Goldman Thieves Have To Pass on Bonuses, And Was A Crime Committed?

   So much to read this morning. But, Goldman Sachs is all over the place so let’s check in on one of our great financial manipulators of recent times. The big news–front page of the Financial Times, big story on the Wall Street Journal’s website and front page of the business section in The NY Times:

As public scrutiny of Wall Street pay intensifies, one bank has already decided what it will award in bonuses to its top seven executives this year: nothing.

Top executives at Goldman Sachs sent a request to the company’s directors on Sunday asking that they receive no bonus pay for their work in 2008, and the directors agreed, a company spokesman said.

The decision is likely to put heavy pressure on Goldman Sachs’s competitors, including Morgan Stanley, to take similar action as they decide on year-end bonus figures in the coming weeks.

   Now, before we start nominating these people for sainthood, keep in mind a couple of things:

1. These executives took home tens of millions of dollars in past years. In fact, in 2007:

In the last several years, Goldman Sachs has posted some of the biggest profits and paid out some of the biggest bonuses in Wall Street history. The company’s chief executive, Lloyd C. Blankfein, received a salary and bonus package last year worth $68.5 million.
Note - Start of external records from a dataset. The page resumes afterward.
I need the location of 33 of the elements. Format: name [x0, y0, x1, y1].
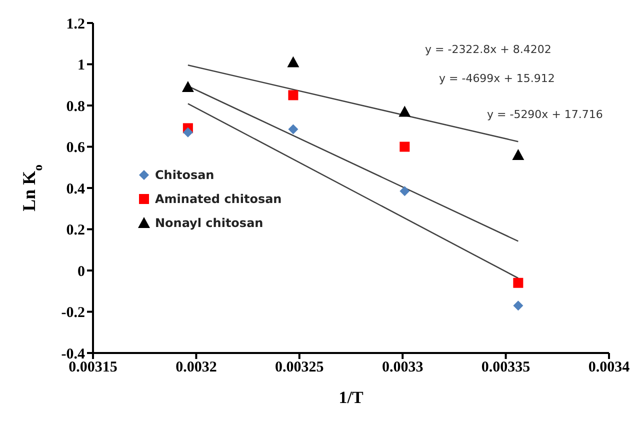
- y-tick-label: -0.4: [61, 346, 86, 362]
- y-tick-label: 0.8: [66, 98, 85, 115]
- y-tick-label: 0: [78, 264, 85, 280]
- point: [513, 300, 524, 311]
- y-tick-label: 0.6: [66, 140, 86, 156]
- y-tick-label: 0.4: [66, 181, 86, 198]
- y-tick-label: 1: [78, 58, 85, 74]
- point: [182, 80, 194, 92]
- point: [288, 90, 298, 100]
- x-tick-label: 0.00325: [275, 360, 324, 376]
- legend-label: Aminated chitosan: [155, 192, 282, 206]
- point: [512, 149, 524, 160]
- x-tick-label: 0.0033: [382, 360, 424, 376]
- legend-label: Nonayl chitosan: [155, 216, 264, 230]
- x-tick-label: 0.0034: [588, 360, 630, 376]
- point: [398, 106, 411, 117]
- x-axis-title: 1/T: [338, 388, 364, 407]
- point: [182, 127, 193, 138]
- point: [400, 142, 410, 152]
- x-tick-label: 0.00335: [481, 360, 530, 376]
- y-tick-label: 0.2: [66, 222, 85, 239]
- annotation: y = -5290x + 17.716: [487, 108, 603, 121]
- point: [513, 278, 524, 288]
- annotation: y = -4699x + 15.912: [439, 72, 555, 85]
- point: [400, 186, 410, 196]
- y-tick-label: -0.2: [61, 305, 85, 322]
- x-tick-label: 0.0032: [176, 360, 217, 376]
- annotation: y = -2322.8x + 8.4202: [425, 43, 552, 56]
- point: [287, 56, 300, 68]
- x-tick-label: 0.00315: [68, 360, 118, 376]
- legend-label: Chitosan: [155, 168, 214, 182]
- point: [288, 124, 298, 134]
- y-tick-label: 1.2: [66, 16, 85, 32]
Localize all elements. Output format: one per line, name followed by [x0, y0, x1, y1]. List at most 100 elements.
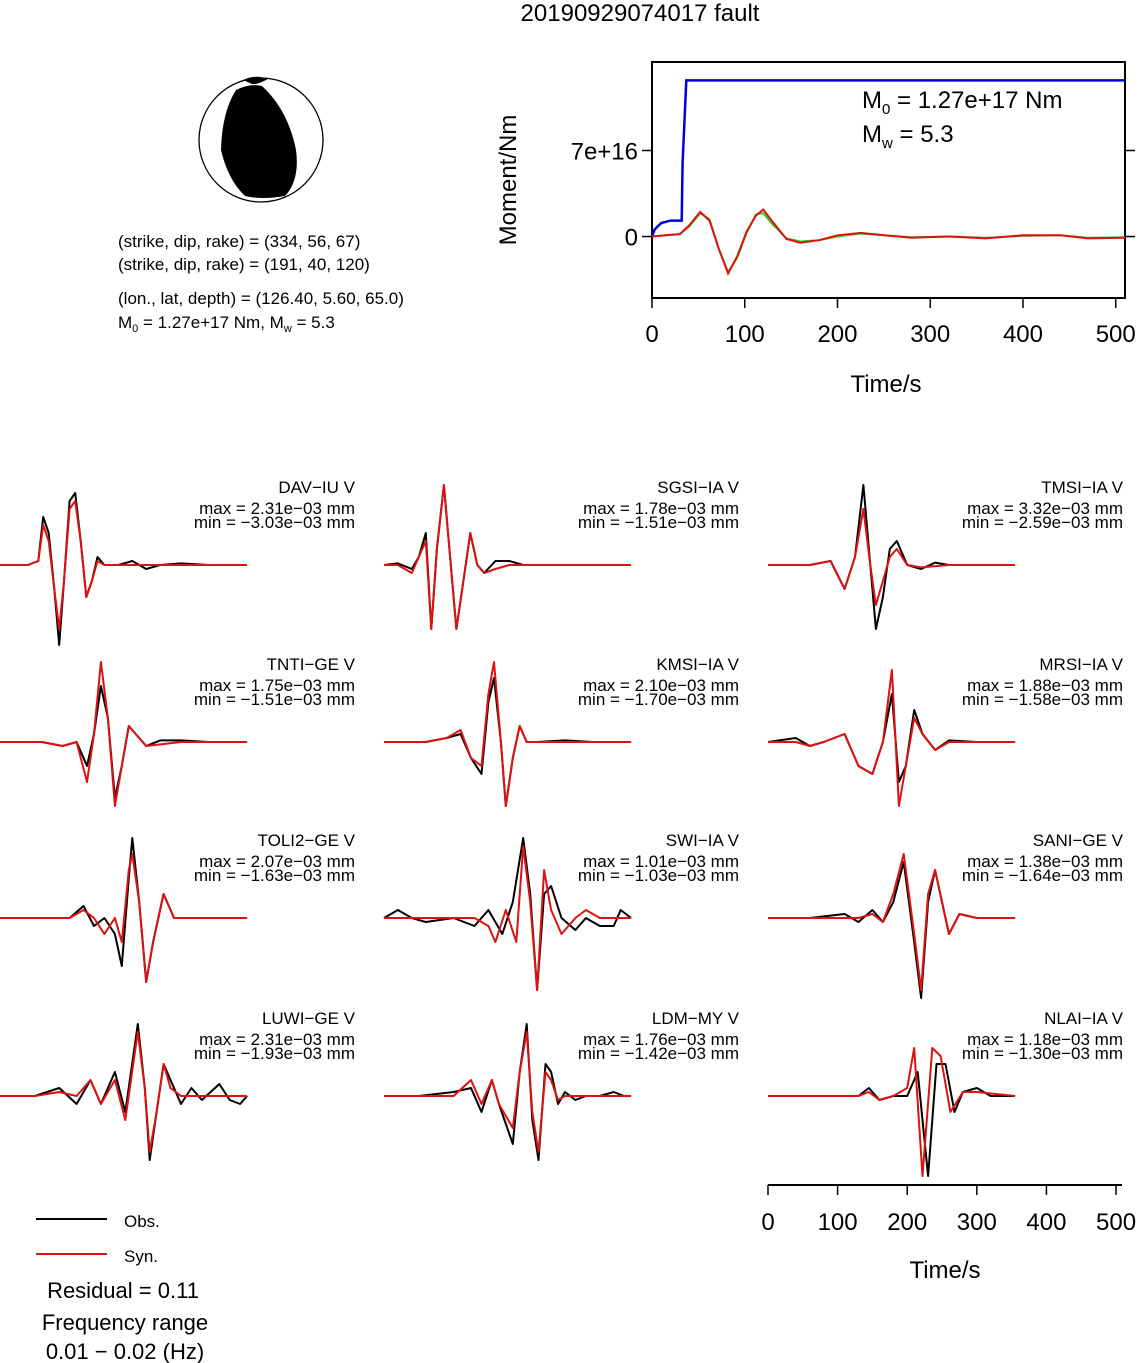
station-max: max = 1.18e−03 mm [967, 1030, 1123, 1049]
station-min: min = −1.64e−03 mm [962, 866, 1123, 885]
station-min: min = −1.42e−03 mm [578, 1044, 739, 1063]
legend-obs-label: Obs. [124, 1212, 160, 1231]
station-min: min = −1.51e−03 mm [578, 513, 739, 532]
station-min: min = −1.93e−03 mm [194, 1044, 355, 1063]
station-max: max = 1.01e−03 mm [583, 852, 739, 871]
moment-xtick-label-5: 500 [1096, 321, 1136, 348]
waveform-xtick-label-3: 300 [957, 1209, 997, 1236]
obs-trace [768, 1063, 1016, 1177]
moment-xtick-label-3: 300 [910, 321, 950, 348]
waveform-xtick-label-0: 0 [761, 1209, 774, 1236]
moment-series [650, 79, 1126, 276]
waveform-xtick-label-2: 200 [887, 1209, 927, 1236]
moment-rate-line-b [651, 208, 1126, 276]
station-max: max = 1.76e−03 mm [583, 1030, 739, 1049]
beach-ball [198, 76, 324, 203]
moment-plot-frame [651, 61, 1126, 299]
m0-rest: = 1.27e+17 Nm, M [138, 313, 284, 332]
moment-ylabel: Moment/Nm [495, 115, 522, 246]
station-max: max = 1.78e−03 mm [583, 499, 739, 518]
syn-trace [384, 661, 632, 807]
waveform-time-axis: Time/s 0 100 200 300 400 500 [761, 1184, 1136, 1284]
station-max: max = 2.10e−03 mm [583, 676, 739, 695]
strike-dip-rake-1: (strike, dip, rake) = (334, 56, 67) [118, 232, 360, 251]
syn-trace [384, 845, 632, 991]
legend-syn-label: Syn. [124, 1247, 158, 1266]
legend: Obs. Syn. Residual = 0.11 Frequency rang… [36, 1212, 208, 1363]
residual-text: Residual = 0.11 [47, 1278, 199, 1303]
moment-annotation-m0: M0 = 1.27e+17 Nm [862, 87, 1062, 118]
station-label: TOLI2−GE V [258, 831, 356, 850]
station-label: MRSI−IA V [1039, 655, 1123, 674]
station-min: min = −2.59e−03 mm [962, 513, 1123, 532]
ann-m0-prefix: M [862, 87, 882, 114]
syn-trace [0, 1031, 248, 1153]
station-min: min = −1.58e−03 mm [962, 690, 1123, 709]
station-min: min = −3.03e−03 mm [194, 513, 355, 532]
moment-rate-line-a [651, 211, 1126, 275]
moment-xlabel: Time/s [850, 371, 921, 398]
station-max: max = 2.31e−03 mm [199, 499, 355, 518]
station-min: min = −1.51e−03 mm [194, 690, 355, 709]
station-label: LDM−MY V [652, 1009, 740, 1028]
station-label: LUWI−GE V [262, 1009, 356, 1028]
strike-dip-rake-2: (strike, dip, rake) = (191, 40, 120) [118, 255, 370, 274]
syn-trace [768, 853, 1016, 991]
m0-prefix: M [118, 313, 132, 332]
syn-trace [384, 1031, 632, 1153]
station-label: TNTI−GE V [267, 655, 356, 674]
moment-xtick-label-0: 0 [645, 321, 658, 348]
waveform-xlabel: Time/s [909, 1257, 980, 1284]
station-max: max = 2.07e−03 mm [199, 852, 355, 871]
moment-ytick-label-0: 0 [625, 225, 638, 252]
moment-xtick-label-1: 100 [725, 321, 765, 348]
moment-axis-ticks: 0 100 200 300 400 500 0 7e+16 [571, 139, 1136, 349]
syn-trace [0, 661, 248, 807]
station-label: SANI−GE V [1033, 831, 1124, 850]
station-label: NLAI−IA V [1044, 1009, 1124, 1028]
mw-sub: w [283, 323, 292, 335]
waveform-xtick-label-5: 500 [1096, 1209, 1136, 1236]
station-label: KMSI−IA V [656, 655, 739, 674]
syn-trace [768, 1047, 1016, 1177]
syn-trace [768, 508, 1016, 606]
figure-title: 20190929074017 fault [521, 0, 760, 27]
station-min: min = −1.03e−03 mm [578, 866, 739, 885]
lon-lat-depth: (lon., lat, depth) = (126.40, 5.60, 65.0… [118, 289, 404, 308]
station-max: max = 3.32e−03 mm [967, 499, 1123, 518]
station-max: max = 2.31e−03 mm [199, 1030, 355, 1049]
syn-trace [768, 669, 1016, 807]
ann-mw-rest: = 5.3 [893, 121, 954, 148]
waveform-xtick-label-1: 100 [818, 1209, 858, 1236]
moment-xtick-label-4: 400 [1003, 321, 1043, 348]
frequency-label: Frequency range [42, 1310, 208, 1335]
obs-trace [0, 1023, 248, 1161]
syn-trace [0, 500, 248, 630]
waveform-xtick-label-4: 400 [1026, 1209, 1066, 1236]
station-label: TMSI−IA V [1041, 478, 1123, 497]
ann-mw-prefix: M [862, 121, 882, 148]
mw-rest: = 5.3 [292, 313, 335, 332]
station-min: min = −1.30e−03 mm [962, 1044, 1123, 1063]
source-info: (strike, dip, rake) = (334, 56, 67) (str… [118, 232, 404, 335]
moment-cumulative-line [650, 79, 1125, 237]
moment-xtick-label-2: 200 [817, 321, 857, 348]
moment-annotation-mw: Mw = 5.3 [862, 121, 954, 152]
beach-ball-main-lobe [221, 85, 297, 198]
station-min: min = −1.70e−03 mm [578, 690, 739, 709]
station-min: min = −1.63e−03 mm [194, 866, 355, 885]
beach-ball-upper-lobe [243, 76, 268, 85]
Goldman Sachs paid its two co-presidents, Gary D. Cohn and Jon Winkelried, around $67.5 million each last year, more than most chief executives. All three will receive no bonuses this year.

2. Really, they should be in jail. Not taking home big bonuses is no substitute for the trillions of dollars in value that went poof in the past year, in large part because these thieves engaged in completely irresponsible behavior so they could report huge profits and haul off piles of cash.

   And maybe we will get our wish because speaking of illegal behavior, the Financial Times has this story:

A senior Republican senator is seeking an investigation into potential conflicts of interest among former Goldman Sachs executives serving at the US Treasury and whether any officials exceeded their authority by implementing a controversial tax change without the approval of Congress.

Chuck Grassley, the most senior Republican on the Senate finance committee, asked Eric Thorson, inspector-general of the Treasury, to investigate the "independence" of several Treasury officials who formerly worked at Goldman Sachs and serve as advisers to Treasury secretary Hank Paulson, the former chief executive of the Wall Street bank.

   What did they do?

   Mr Grassley is specifically concerned with a change in the tax code the Treasury initiated in late September that saved some institutions tens of billions of dollars and paved the way for Wells Fargo’s acquisition of Wachovia.

   Ah, yes, so to compound the mess they made, these Goldman Sachs former execs may have also helped drain the Treasury of billions of dollars–money that won’t be there for education, health care, fixing our roads and the other things that the other 99 percent of the people need.